Nyaris saja dulu aku terkenal jadi bintang iklan balita lucu. Setiap ditelponin dari agency iklan, Mama malah selalu nyerahin telp ke aku dan biarkan aku jawab sendiri. Tau lah jawaban Nyo yang masih balita apa, “GAK.”

Si agency membujuk Nyo kecil lagi, “Nanti di iklan gak usah ngapai-ngapain kok. Cuman suruh makan sup**mie aja… Ya, mau ya?”

“GAK!” Nyo langsung menutup gagang telepon.

Kalau dipikir lagi sekarang, yaelah anak balita tahu apa tentang ‘TERKENAL’? Kalau saja dulu Nyo jawabnya, “IYA” dan terus mengiyakan tawaran iklan, Nyo yang dulu lebih lucu dari Afika dan Tasya (hahah, ini sumbernya diri sendiri yang mengatakan loh :p), pasti sudah terkenal jadi artis cilik ya, dan mungkin akan berlanjut terkenal sampai sekarang (ah masa?).

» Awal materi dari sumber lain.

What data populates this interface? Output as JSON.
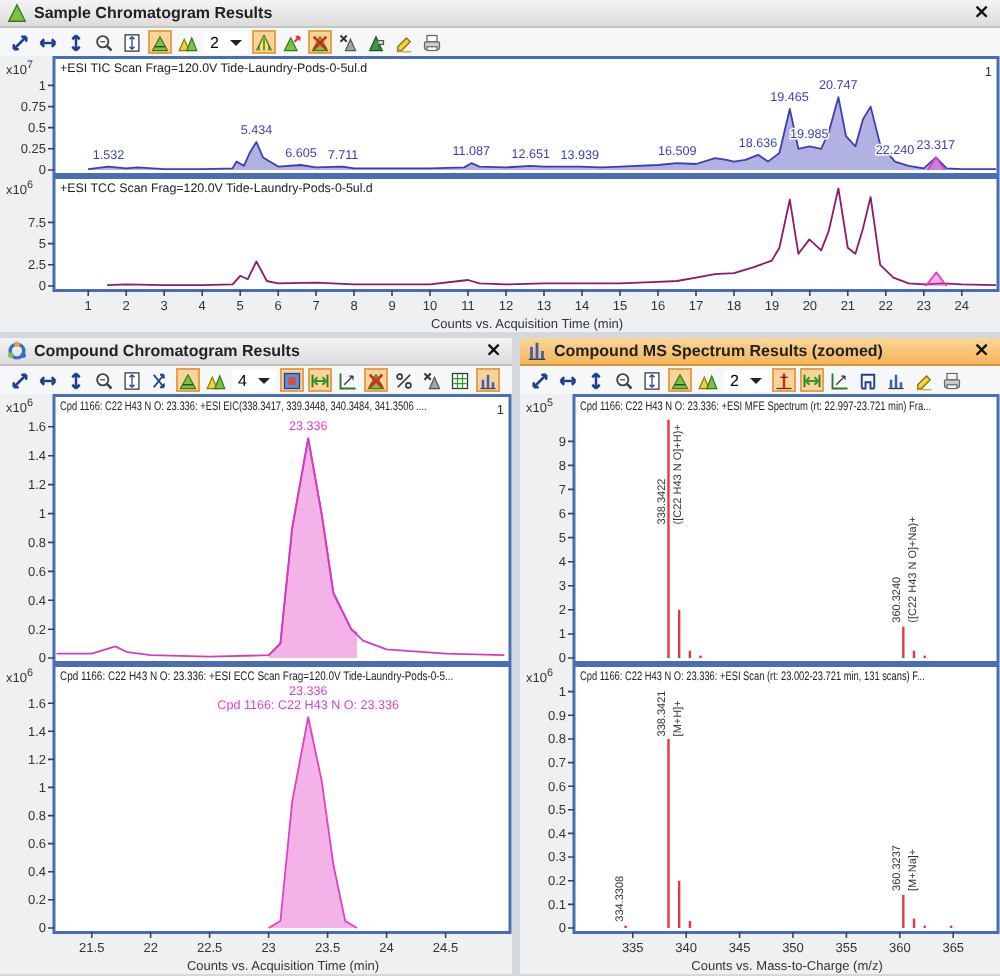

Haha, maafkan my delusion… Tapi kalau dipikir lagi sekarang: memang kalau Nyo jadi terkenal terus bakal bahagia? Gak bisa membayangkan sih kalau masa kecil harus terenggut gara-gara dikerubuti orang-orang yang mencubit gemes. Looking back, I felt so grateful that I answer ‘NO’ to that agency… and I’m very thankful my Mom gave me freedom to express my thought, she always asked me whether I wanna do that or not. Coba orang tua lain, mungkin udah nyuruh-nyuruh anaknya casting sana-sini dan bisa jadi mengais duit dari hasil keringat anaknya. Heuff…… Yah, mungkin ini juga karena jadi bintang iklan dan artis memang bukan keinginan kami, tapi disuruh oleh saudara yang melihat potensi ‘keartisan’ Nyo (hahah, mulai lagi…. delusinasi jadi artis).

Sayangnya potensi keartisan sudah tergerus oleh zaman, I’m becoming a nerdy and geeky woman… xD

Kenapa Nyo tiba-tiba nulis tentang ‘terkenal’?

Ini karena ada 2 orang yang terhitung ‘dekat’, becomes super-famous singers now and I’m kinda… whoaaa, why can’t I? Dua orang itu, satu yang berinisial IS. Dia anak guru piano (dan juga hipnoterapi) Nyo pas di Bandung, bolak-balik terus ke rumahnya buat belajar ujian2 ABSRM, dsb. Dulu beberapa kali konser Highest Score ABSRM bareng IS.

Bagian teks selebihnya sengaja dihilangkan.